Una madre fredda, Génie: non c’è tempo, non c’è spazio da dedicare alla figlia, al di fuori delle cure primarie: nutrirla, vestirla al meglio possibile, mandarla a scuola. C’è chi le regala abiti smessi e lei cuce, rimedia. Non ci possono essere parole bugiarde nella loro vita.
A scuola Marie è brava; ed ignorata dai compagni. Non ha amici.
Marie cresce; Marie racconta. Le sue parole, essenziali, disadorne, conducono chi legge semplicemente a prendere atto di un mondo di sofferenza e silenzio. A patirlo. A sentire l’ineluttabilità di un destino.
A sentire il bisogno di amore della bambina e della madre, i momenti di felicità di Marie per il mondo che la circonda, che le fa compagnia nelle sue ore solitarie: per gli alberi, per gli animali; per una mucca cieca da accudire, una compagnia che la aiuta a fronteggiare il timore che la madre non ritorni. Ogni giorno.
Crescerà, Marie, conoscerà l’amore. Studierà.
Conoscerà il mondo, appena poco più in là del paese.
E se pure nulla di ciò che ama persisterà, nel suo mondo, la madre resterà una presenza forte, essenziale, priva di parole inutili. Resterà il timore di perderla.
“Non starmi tra i piedi”.
Marie dice il proprio amore per lei. La paura di non vederla tornare.
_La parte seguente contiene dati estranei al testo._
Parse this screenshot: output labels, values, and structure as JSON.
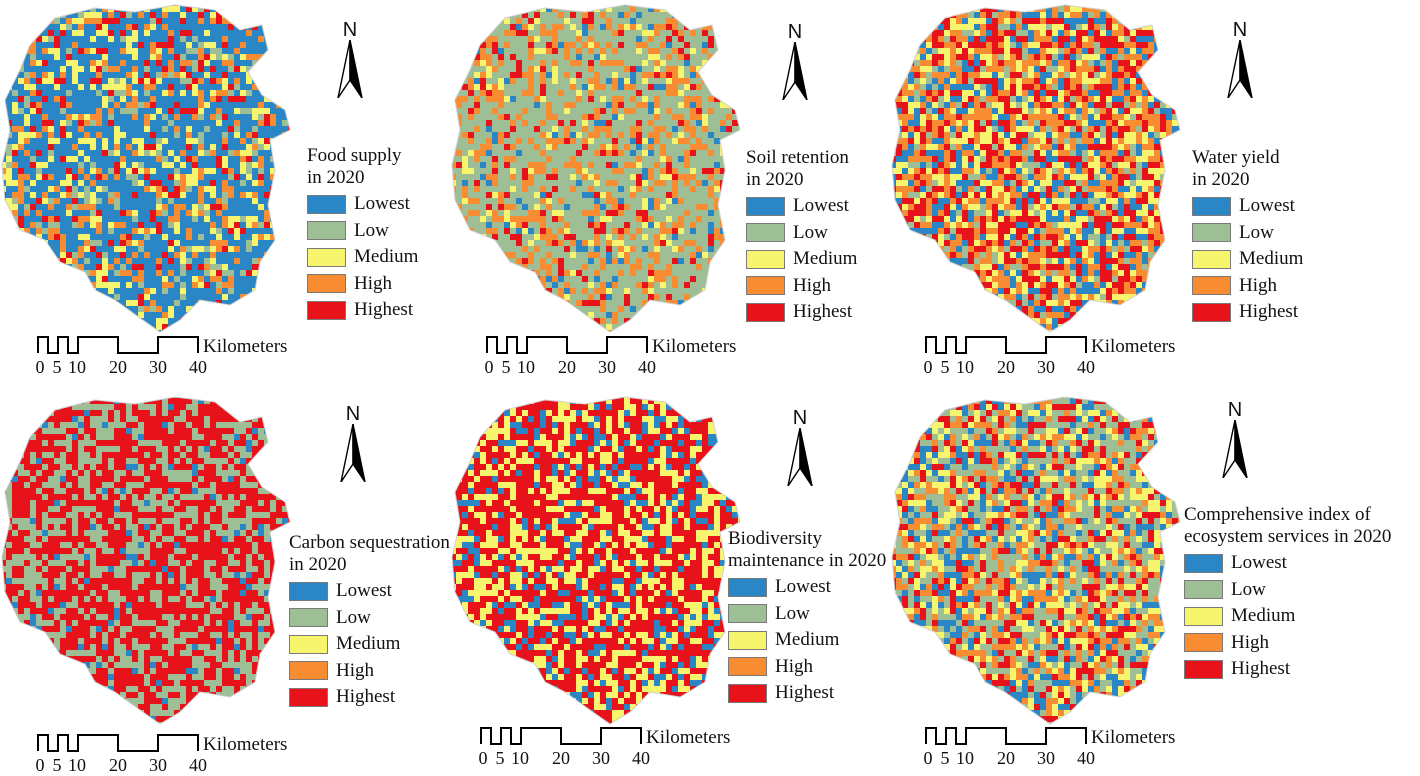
{
  "colors": {
    "lowest": "#2b86c5",
    "low": "#9ebf95",
    "medium": "#f7f56e",
    "high": "#f88c32",
    "highest": "#e8121b"
  },
  "legend_classes": [
    "Lowest",
    "Low",
    "Medium",
    "High",
    "Highest"
  ],
  "north_label": "N",
  "scale": {
    "units": "Kilometers",
    "ticks": [
      "0",
      "5",
      "10",
      "20",
      "30",
      "40"
    ]
  },
  "maps": [
    {
      "title_lines": [
        "Food supply",
        "in 2020"
      ],
      "weights": [
        0.5,
        0.1,
        0.15,
        0.15,
        0.1
      ],
      "shares_note": "dominant: Lowest"
    },
    {
      "title_lines": [
        "Soil retention",
        "in 2020"
      ],
      "weights": [
        0.06,
        0.54,
        0.08,
        0.24,
        0.08
      ],
      "shares_note": "dominant: Low"
    },
    {
      "title_lines": [
        "Water yield",
        "in 2020"
      ],
      "weights": [
        0.18,
        0.1,
        0.2,
        0.27,
        0.25
      ],
      "shares_note": "mixed"
    },
    {
      "title_lines": [
        "Carbon sequestration",
        "in 2020"
      ],
      "weights": [
        0.05,
        0.4,
        0.0,
        0.0,
        0.55
      ],
      "shares_note": "dominant: Highest"
    },
    {
      "title_lines": [
        "Biodiversity",
        "maintenance in 2020"
      ],
      "weights": [
        0.18,
        0.0,
        0.32,
        0.0,
        0.5
      ],
      "shares_note": "dominant: Highest"
    },
    {
      "title_lines": [
        "Comprehensive index of",
        "ecosystem services in 2020"
      ],
      "weights": [
        0.16,
        0.28,
        0.18,
        0.2,
        0.18
      ],
      "shares_note": "mixed"
    }
  ]
}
“…aspettavo la sera, l’ora in cui saremmo state insieme a letto, in cui non avrei più dovuto aver paura…”.
Marie racconta la vita della madre; con la propria. Racconta la vita difficile e faticosa di Génie e i propri momenti di felicità, di vita.
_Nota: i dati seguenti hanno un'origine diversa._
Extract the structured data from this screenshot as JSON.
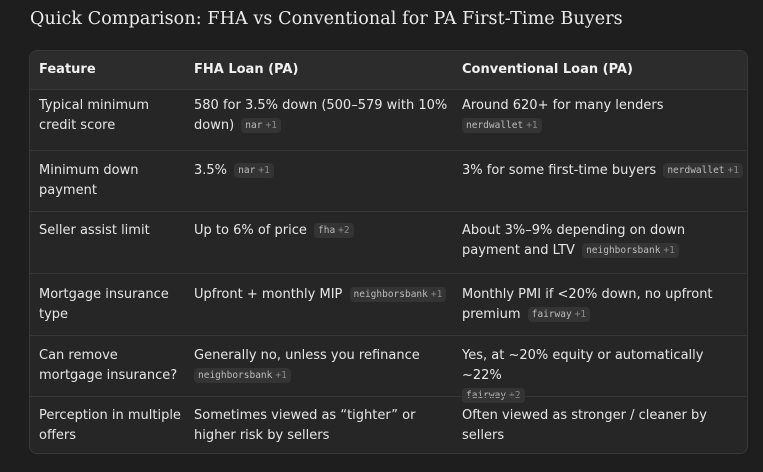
{
  "title": "Quick Comparison: FHA vs Conventional for PA First-Time Buyers",
  "table": {
    "headers": [
      "Feature",
      "FHA Loan (PA)",
      "Conventional Loan (PA)"
    ],
    "rows": [
      {
        "feature": "Typical minimum credit score",
        "fha": {
          "text": "580 for 3.5% down (500–579 with 10% down)",
          "source": "nar",
          "more": "+1"
        },
        "conv": {
          "text": "Around 620+ for many lenders",
          "source": "nerdwallet",
          "more": "+1"
        }
      },
      {
        "feature": "Minimum down payment",
        "fha": {
          "text": "3.5%",
          "source": "nar",
          "more": "+1"
        },
        "conv": {
          "text": "3% for some first-time buyers",
          "source": "nerdwallet",
          "more": "+1"
        }
      },
      {
        "feature": "Seller assist limit",
        "fha": {
          "text": "Up to 6% of price",
          "source": "fha",
          "more": "+2"
        },
        "conv": {
          "text": "About 3%–9% depending on down payment and LTV",
          "source": "neighborsbank",
          "more": "+1"
        }
      },
      {
        "feature": "Mortgage insurance type",
        "fha": {
          "text": "Upfront + monthly MIP",
          "source": "neighborsbank",
          "more": "+1"
        },
        "conv": {
          "text": "Monthly PMI if <20% down, no upfront premium",
          "source": "fairway",
          "more": "+1"
        }
      },
      {
        "feature": "Can remove mortgage insurance?",
        "fha": {
          "text": "Generally no, unless you refinance",
          "source": "neighborsbank",
          "more": "+1"
        },
        "conv": {
          "text": "Yes, at ~20% equity or automatically ~22%",
          "source": "fairway",
          "more": "+2"
        }
      },
      {
        "feature": "Perception in multiple offers",
        "fha": {
          "text": "Sometimes viewed as “tighter” or higher risk by sellers"
        },
        "conv": {
          "text": "Often viewed as stronger / cleaner by sellers"
        }
      }
    ]
  }
}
“D’inverno andava nei boschi a fare legna. (…). Una volta, era martedì grasso, rientrando aveva fatto le crêpes. Mi ricordo del freddo, delle dita gelate, del fuoco che scottava, del profumo di vaniglia, di noi due a far legna nei boschi deserti.”
La casa della nonna. Gli zii, i cugini, che la ignorano. Il nonno, che la accoglie:
“Sei tu, bambina mia”
Racconta le ore del giorno, mentre la madre lavora. La sua libertà.
(…) Correvo giù per il grande prato verso i salici che parlavano al vento.”
“Mi sedevo tra le sterpaglie e giocherellavo con la sabbia bianca, oppure vicino a una buca di volpe (…) mi raccontavo la storia di una volpe che se avessi aspettato abbastanza sarebbe uscita dalla tana e io l’avrei addomesticata e mi avrebbe seguito dappertutto. Ma sapevo che non era vero. Cercavo i nidi dei corvi, pensavo a come avrei addomesticato anche quelli… e tutti, le volpi, i corvi e io, ci saremmo voluti bene tranquillamente, come le famiglie felici.”
“…correvo verso casa e verso di lei, con il cuore gonfio di tristezza e gioia.”
Una vita segnata da una faticosa, difficile, normalità, quella di Génie. Sono di tanti tipi le vite normali. E comunque finiscono, come ogni vita. Per qualcuna, talvolta, spesso, qualcosa crea un inciampo. Perché no, dentro un piccolo tempo di felicità. Una possibilità.
Tra le vite che, tutte, seguono regole, giuste o meno, ci sono quelle che aprono speranze fuori norma, che chiedono, in conseguenza, un brusco rientro alla realtà.
La vita degli altri continua. Altre vite. Come tante. Invisibili. Che si svolgono. Si concludono.
Com’è che, dentro tutto ciò che accade, attraverso lo sguardo di Marie che narra, in modo piano, trova spazio una felicità di fondo che mozza il respiro.
Nel corso della storia viene narrato – un cammeo, importante – che la madre di Génie avrebbe voluto far chiudere la figlia in un manicomio.
”Una matta in libertà tutti la guardano. Ma una matta rinchiusa se la dimenticano.”
L’autrice, in una intervista rilasciata a Laurence Patton, che chiude il libro, dirà, a proposito del manicomio:
“(…) fuori da quelle mura sopravvive almeno il desiderio di diventare matti e di scegliere la forma della propria follia per protestare contro l’insopportabile.
E poi, matti o meno, ci sono il cielo, il sole, il profumo dell’erba”.